Danny Rosseau / file-canary · GitLab
gitlab.com
GitLab.com

I wrote a dead simple file canary tool that will install an eBPF program that drops all outgoing packets if a canary is touched. I wrote this in response to the current trend of supply chain attacks that try to harvest credentials

    • lemmyuser@programming.devOP
      5·
      6 hours ago

      There is a very high chance there are files you will never use that a credential harvester would be interested in.
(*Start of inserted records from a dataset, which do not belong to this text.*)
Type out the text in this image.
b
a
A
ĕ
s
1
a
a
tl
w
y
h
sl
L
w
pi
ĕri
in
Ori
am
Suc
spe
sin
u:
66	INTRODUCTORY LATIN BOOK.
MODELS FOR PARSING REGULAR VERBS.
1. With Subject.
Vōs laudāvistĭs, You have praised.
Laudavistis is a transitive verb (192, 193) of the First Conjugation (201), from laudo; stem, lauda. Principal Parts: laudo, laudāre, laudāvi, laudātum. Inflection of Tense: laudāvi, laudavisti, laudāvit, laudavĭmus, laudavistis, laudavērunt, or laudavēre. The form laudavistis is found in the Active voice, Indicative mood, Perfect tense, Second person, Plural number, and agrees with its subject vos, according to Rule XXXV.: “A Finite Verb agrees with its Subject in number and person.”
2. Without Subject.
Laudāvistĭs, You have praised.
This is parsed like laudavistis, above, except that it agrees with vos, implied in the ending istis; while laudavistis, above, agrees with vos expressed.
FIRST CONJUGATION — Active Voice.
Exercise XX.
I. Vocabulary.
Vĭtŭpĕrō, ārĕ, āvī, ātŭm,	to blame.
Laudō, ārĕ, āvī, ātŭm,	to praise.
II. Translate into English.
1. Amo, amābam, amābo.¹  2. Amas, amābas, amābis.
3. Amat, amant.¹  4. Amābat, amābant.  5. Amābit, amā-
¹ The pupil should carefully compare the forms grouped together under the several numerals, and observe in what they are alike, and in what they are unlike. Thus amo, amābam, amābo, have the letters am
For example some look for certain wallets that I definitely don’t have, so I create a canary file for that. You can also add $HOME/.ssh/id_rsa and $HOME/.ssh/id_ed25519 and then use nonstandard key names for your typical key usage etc.

      I’ve been running this for a week now with no lost connections yet :)

      • CameronDev@programming.dev
        3·
        6 hours ago

        Okay, so not for protecting actual creds then. Makes sense, although would be nice to have a way to protect actual creds. No idea how that would be achievable though.

        • lemmyuser@programming.devOP
          5·
          6 hours ago

          Right it’s just for things you don’t use but a credential harvester would find interesting.

          I’ve been working a lot on containing the blast radius with some careful LXC usage, but this was a quick way to get some real value without a ton of thought.